Где? — рассмеялся Яшка и сказал: — Кто знает, какое время лучше, их иль наше? Ты про мою любовь спросила, была она иль нет? Спроси, кого не обожгла, кто ее минул? Спроси хоть Кузьмича, разве обошло? Да без нее, едрена мать, мужик не мужик! А и меня проняло. Приглянулась одна, вся такая пухленькая, все кругом торчком. Аж дух захватывало. Мимо нее равнодушно не пройти, обязательно зацепишься. Ну, вот так то я и прикипелся к ней в кабаке. Пригласил на танец, прижал к себе. Поначалу за талию, потом ниже лапать стал. Она меня оттолкнуть хотела, я не отлепился. Она уйти вздумала, я удержал. Предложил погулять. Отказалась. Обидно стало, решил узнать, где и с кем канает? Оказалось, в общаге. Я и зачастил. Поначалу гнала взашей, говорила, что видеть меня не хочет. Потом притерпелась, я ее к себе приручил, как кошку к салу. То конфеты и цветы, то духи и пирожные приволоку. А самого зло на себя берет. Ну, чего кружусь возле нее как муха над кучей? Ее соседки по комнате давно со мной на все были готовы, а эта не уступает.

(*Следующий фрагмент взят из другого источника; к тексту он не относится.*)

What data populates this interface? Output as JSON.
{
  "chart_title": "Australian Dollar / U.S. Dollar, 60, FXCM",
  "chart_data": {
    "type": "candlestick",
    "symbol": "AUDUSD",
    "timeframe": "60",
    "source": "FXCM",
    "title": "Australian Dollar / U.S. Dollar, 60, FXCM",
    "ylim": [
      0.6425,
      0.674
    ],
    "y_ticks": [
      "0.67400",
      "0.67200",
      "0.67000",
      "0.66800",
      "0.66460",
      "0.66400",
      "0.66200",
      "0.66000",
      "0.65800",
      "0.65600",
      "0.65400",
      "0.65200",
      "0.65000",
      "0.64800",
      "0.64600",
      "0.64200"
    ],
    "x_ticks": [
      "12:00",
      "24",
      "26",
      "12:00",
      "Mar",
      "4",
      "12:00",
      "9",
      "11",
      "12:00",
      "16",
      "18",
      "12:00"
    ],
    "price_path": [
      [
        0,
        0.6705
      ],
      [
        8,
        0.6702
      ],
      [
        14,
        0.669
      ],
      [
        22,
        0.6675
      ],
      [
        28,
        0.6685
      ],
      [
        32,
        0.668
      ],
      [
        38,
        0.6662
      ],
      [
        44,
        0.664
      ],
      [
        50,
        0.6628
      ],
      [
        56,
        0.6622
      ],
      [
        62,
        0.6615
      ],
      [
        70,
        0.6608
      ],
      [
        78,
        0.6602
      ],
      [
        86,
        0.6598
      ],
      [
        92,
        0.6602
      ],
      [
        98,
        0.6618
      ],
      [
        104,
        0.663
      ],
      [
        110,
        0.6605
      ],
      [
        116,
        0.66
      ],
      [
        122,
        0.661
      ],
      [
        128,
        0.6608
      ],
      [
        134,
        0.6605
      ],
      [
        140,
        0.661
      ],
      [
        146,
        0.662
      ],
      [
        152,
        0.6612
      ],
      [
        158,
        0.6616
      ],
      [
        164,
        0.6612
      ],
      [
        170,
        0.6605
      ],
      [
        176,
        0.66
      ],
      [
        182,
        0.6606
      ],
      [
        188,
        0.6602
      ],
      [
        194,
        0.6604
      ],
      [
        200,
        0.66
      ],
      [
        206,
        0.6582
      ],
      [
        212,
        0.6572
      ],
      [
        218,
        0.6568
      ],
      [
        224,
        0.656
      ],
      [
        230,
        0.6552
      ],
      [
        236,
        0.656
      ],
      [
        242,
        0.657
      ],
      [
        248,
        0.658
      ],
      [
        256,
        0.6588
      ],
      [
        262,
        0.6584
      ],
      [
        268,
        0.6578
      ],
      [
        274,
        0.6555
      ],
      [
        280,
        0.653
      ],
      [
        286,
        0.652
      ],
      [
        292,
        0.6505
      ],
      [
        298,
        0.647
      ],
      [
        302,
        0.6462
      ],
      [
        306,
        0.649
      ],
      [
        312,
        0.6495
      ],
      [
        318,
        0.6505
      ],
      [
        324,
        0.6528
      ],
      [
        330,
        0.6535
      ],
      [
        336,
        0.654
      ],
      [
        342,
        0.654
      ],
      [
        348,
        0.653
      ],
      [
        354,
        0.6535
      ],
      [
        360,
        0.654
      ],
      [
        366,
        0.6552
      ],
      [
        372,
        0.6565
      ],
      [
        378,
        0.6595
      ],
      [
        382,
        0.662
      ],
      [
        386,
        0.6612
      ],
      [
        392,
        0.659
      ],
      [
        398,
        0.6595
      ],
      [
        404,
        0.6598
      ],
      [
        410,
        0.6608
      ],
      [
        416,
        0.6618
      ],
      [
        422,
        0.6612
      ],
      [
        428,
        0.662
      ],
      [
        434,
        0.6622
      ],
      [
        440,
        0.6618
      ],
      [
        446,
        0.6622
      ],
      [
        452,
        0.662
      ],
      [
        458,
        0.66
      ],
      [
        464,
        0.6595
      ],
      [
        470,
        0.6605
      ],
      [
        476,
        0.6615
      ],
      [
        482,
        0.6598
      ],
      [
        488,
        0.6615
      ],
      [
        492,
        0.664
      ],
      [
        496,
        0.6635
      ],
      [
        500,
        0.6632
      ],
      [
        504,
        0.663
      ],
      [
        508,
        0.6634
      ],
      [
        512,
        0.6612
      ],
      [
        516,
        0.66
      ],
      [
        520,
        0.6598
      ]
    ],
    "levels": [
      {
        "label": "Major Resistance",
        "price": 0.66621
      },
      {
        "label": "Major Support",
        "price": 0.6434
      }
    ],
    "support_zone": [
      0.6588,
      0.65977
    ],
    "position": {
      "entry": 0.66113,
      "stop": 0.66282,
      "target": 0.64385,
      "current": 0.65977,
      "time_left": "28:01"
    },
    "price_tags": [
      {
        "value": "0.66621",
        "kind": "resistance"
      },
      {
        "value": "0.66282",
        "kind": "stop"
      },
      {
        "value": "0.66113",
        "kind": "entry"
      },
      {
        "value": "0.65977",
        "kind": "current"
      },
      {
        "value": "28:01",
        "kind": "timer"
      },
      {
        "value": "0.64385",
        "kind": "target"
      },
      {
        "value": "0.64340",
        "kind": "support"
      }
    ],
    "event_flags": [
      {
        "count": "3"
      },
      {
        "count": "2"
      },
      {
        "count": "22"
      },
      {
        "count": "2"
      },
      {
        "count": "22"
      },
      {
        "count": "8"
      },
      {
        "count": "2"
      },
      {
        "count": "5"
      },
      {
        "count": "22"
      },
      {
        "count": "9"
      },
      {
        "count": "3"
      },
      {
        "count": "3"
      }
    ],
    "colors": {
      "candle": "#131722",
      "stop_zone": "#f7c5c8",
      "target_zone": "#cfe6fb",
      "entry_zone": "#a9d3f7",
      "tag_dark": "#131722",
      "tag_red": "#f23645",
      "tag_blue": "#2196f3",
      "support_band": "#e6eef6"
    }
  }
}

Ну, приволок шампанского на Новый год — целую сумку, заквасили, она и говорит: «Скажи, что любишь меня!». А у меня язык не поворачивается. Законом фартовым такое запрещалось. Она ждет. Я же молчу! А
после пятого бокала осенило, ответил, мол, если б не была нужна, не приходил бы к ней! Но самое обидное, что ведь так она меня и не полюбила!
Не уломал ее? — удивился Кузьмич.
Я не о том! Постель — не главное, но в ней, коль без любви, тепла не жди. По-разному отдаются бабы, но лучше всего, когда нас хотят не только телом, а и слиться воедино. Я слышал о таком от кентов, но самому не повезло. Не все купишь за деньги.
Эх, Яшка! Выходит, зря время тратил?
Не совсем зря, но без огня! Не то, что у тебя! Вон как ты любила, аж без глаза оставили, чтоб помнила!
И не говори, Яша! Крутой попался. За трипер чуть не убил. Окалечил, гад! — сокрушалась Лидка.
Яш! А как вы бабу начальника милиции увели? Это ж твои отмочили? — спросил Кузьмич.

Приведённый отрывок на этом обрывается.